Volunteers of America of Florida, a charitable nonprofit, operates the 50-resident Ritz Veteran Village Historic Inn and adjacent Ritz Reserve building with 12 one-, two-, and three-bedroom apartments, and Ritz Reserve II building with 27 similar units.
Casey Boone, with Volunteers of America, said the agency’s five offices — including sites in Ocala, Gainesville and Lake City — shared a $2 million CARES Act grant that soon expires for veterans’ support and housing programs and administrative expenses.
The agency places an average of 250 homeless veterans annually, with about 69 of those in Ocala.
The CARES Act funding received by Volunteers of America has helped extend additional benefits to those already being served with less restrictions, such as time limits on rent help, Boone explained.

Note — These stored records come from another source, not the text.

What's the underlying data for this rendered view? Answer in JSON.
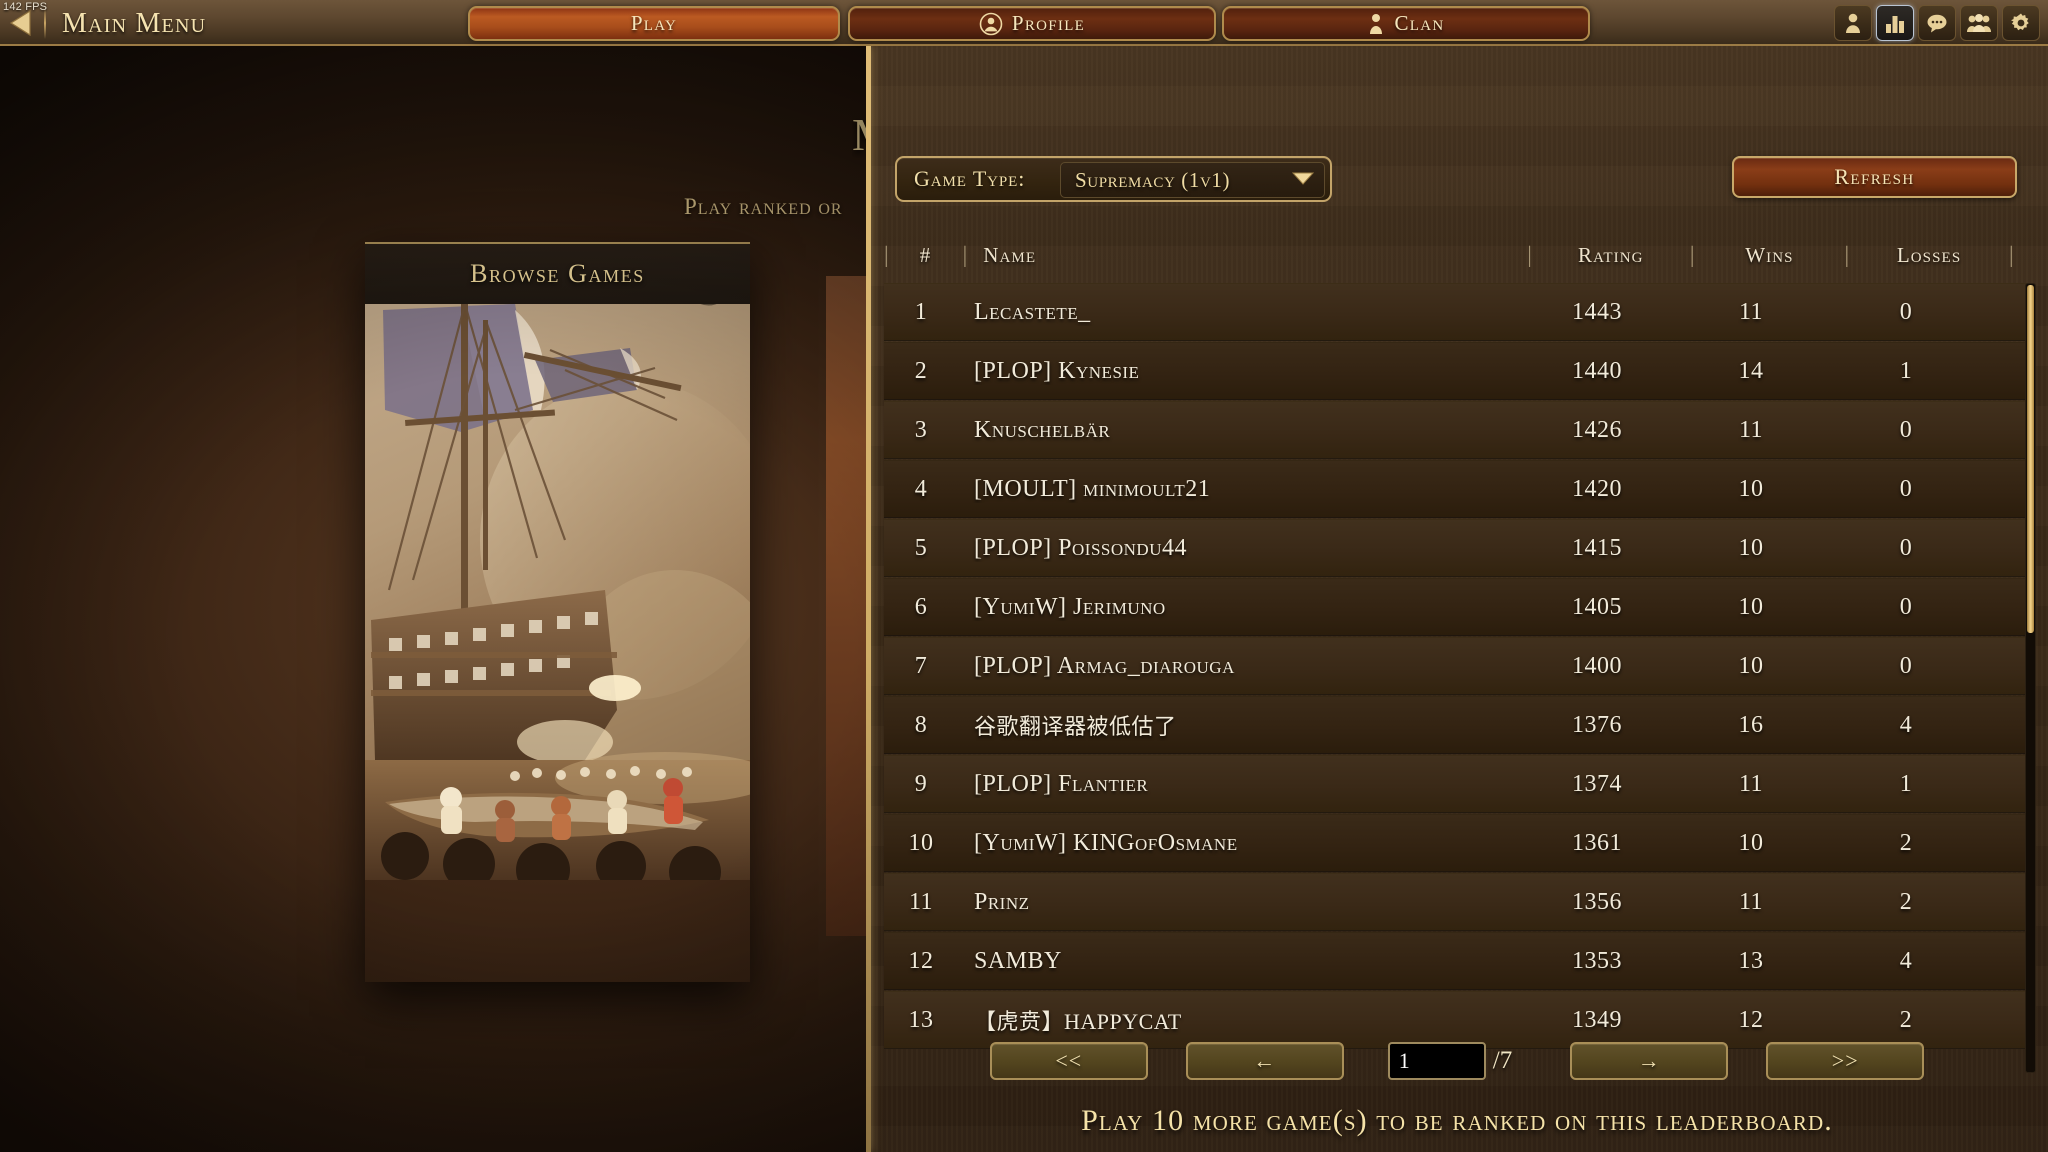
{
  "topbar": {
    "fps": "142 FPS",
    "back_icon": "back-triangle-icon",
    "title": "Main Menu",
    "tabs": [
      {
        "label": "Play",
        "icon": "none",
        "active": true
      },
      {
        "label": "Profile",
        "icon": "profile-person-icon",
        "active": false
      },
      {
        "label": "Clan",
        "icon": "clan-person-icon",
        "active": false
      }
    ],
    "icons": [
      {
        "name": "person-icon",
        "active": false
      },
      {
        "name": "stats-bar-chart-icon",
        "active": true
      },
      {
        "name": "chat-bubble-icon",
        "active": false
      },
      {
        "name": "group-people-icon",
        "active": false
      },
      {
        "name": "gear-settings-icon",
        "active": false
      }
    ]
  },
  "background": {
    "title_fragment": "M",
    "subtitle": "Play ranked or",
    "card_caption": "Browse Games"
  },
  "panel": {
    "gametype_label": "Game Type:",
    "gametype_value": "Supremacy (1v1)",
    "dropdown_icon": "chevron-down-icon",
    "refresh_label": "Refresh",
    "columns": [
      "#",
      "Name",
      "Rating",
      "Wins",
      "Losses"
    ],
    "pipe": "|",
    "rows": [
      {
        "rank": "1",
        "name": "Lecastete_",
        "rating": "1443",
        "wins": "11",
        "losses": "0"
      },
      {
        "rank": "2",
        "name": "[PLOP] Kynesie",
        "rating": "1440",
        "wins": "14",
        "losses": "1"
      },
      {
        "rank": "3",
        "name": "Knuschelbär",
        "rating": "1426",
        "wins": "11",
        "losses": "0"
      },
      {
        "rank": "4",
        "name": "[MOULT] minimoult21",
        "rating": "1420",
        "wins": "10",
        "losses": "0"
      },
      {
        "rank": "5",
        "name": "[PLOP] Poissondu44",
        "rating": "1415",
        "wins": "10",
        "losses": "0"
      },
      {
        "rank": "6",
        "name": "[YumiW] Jerimuno",
        "rating": "1405",
        "wins": "10",
        "losses": "0"
      },
      {
        "rank": "7",
        "name": "[PLOP] Armag_diarouga",
        "rating": "1400",
        "wins": "10",
        "losses": "0"
      },
      {
        "rank": "8",
        "name": "谷歌翻译器被低估了",
        "rating": "1376",
        "wins": "16",
        "losses": "4",
        "cjk": true
      },
      {
        "rank": "9",
        "name": "[PLOP] Flantier",
        "rating": "1374",
        "wins": "11",
        "losses": "1"
      },
      {
        "rank": "10",
        "name": "[YumiW] KINGofOsmane",
        "rating": "1361",
        "wins": "10",
        "losses": "2"
      },
      {
        "rank": "11",
        "name": "Prinz",
        "rating": "1356",
        "wins": "11",
        "losses": "2"
      },
      {
        "rank": "12",
        "name": "SAMBY",
        "rating": "1353",
        "wins": "13",
        "losses": "4"
      },
      {
        "rank": "13",
        "name": "【虎贲】HAPPYCAT",
        "rating": "1349",
        "wins": "12",
        "losses": "2",
        "cjk": true
      }
    ],
    "pagination": {
      "first": "<<",
      "prev": "←",
      "page_value": "1",
      "total": "/7",
      "next": "→",
      "last": ">>"
    },
    "status_message": "Play 10 more game(s) to be ranked on this leaderboard."
  },
  "colors": {
    "gold": "#f2e0ab",
    "panel_bg": "#3e2d1c",
    "row_bg": "#41301d",
    "play_tab": "#bb5a22",
    "refresh_btn": "#8a3d18"
  }
}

Boone said CARES Act funding paid Larsen’s duplex deposit and first month’s rent. CARES Act money also will help extend extra months to some veterans’ rental payments.
Larsen said he pays 30% of the rent and his utilities. CARES Act funds were outed to nonprofit Marion County Veterans Helping Veterans through a “combination of the community development block and the emergency solutions grant programs,” according to a county spokesperson.
Marion County received $63.8 million CARES Act funds through March 2021. Some of that money has been directed through agencies to help families quickly regain stability after a crisis or becoming homeless.
Larsen and his 6-year-old Jack Russell terrier, Rockiebozo, are settling into their new digs.
“I’d likely be dead if it weren’t for the people who helped me,” he said.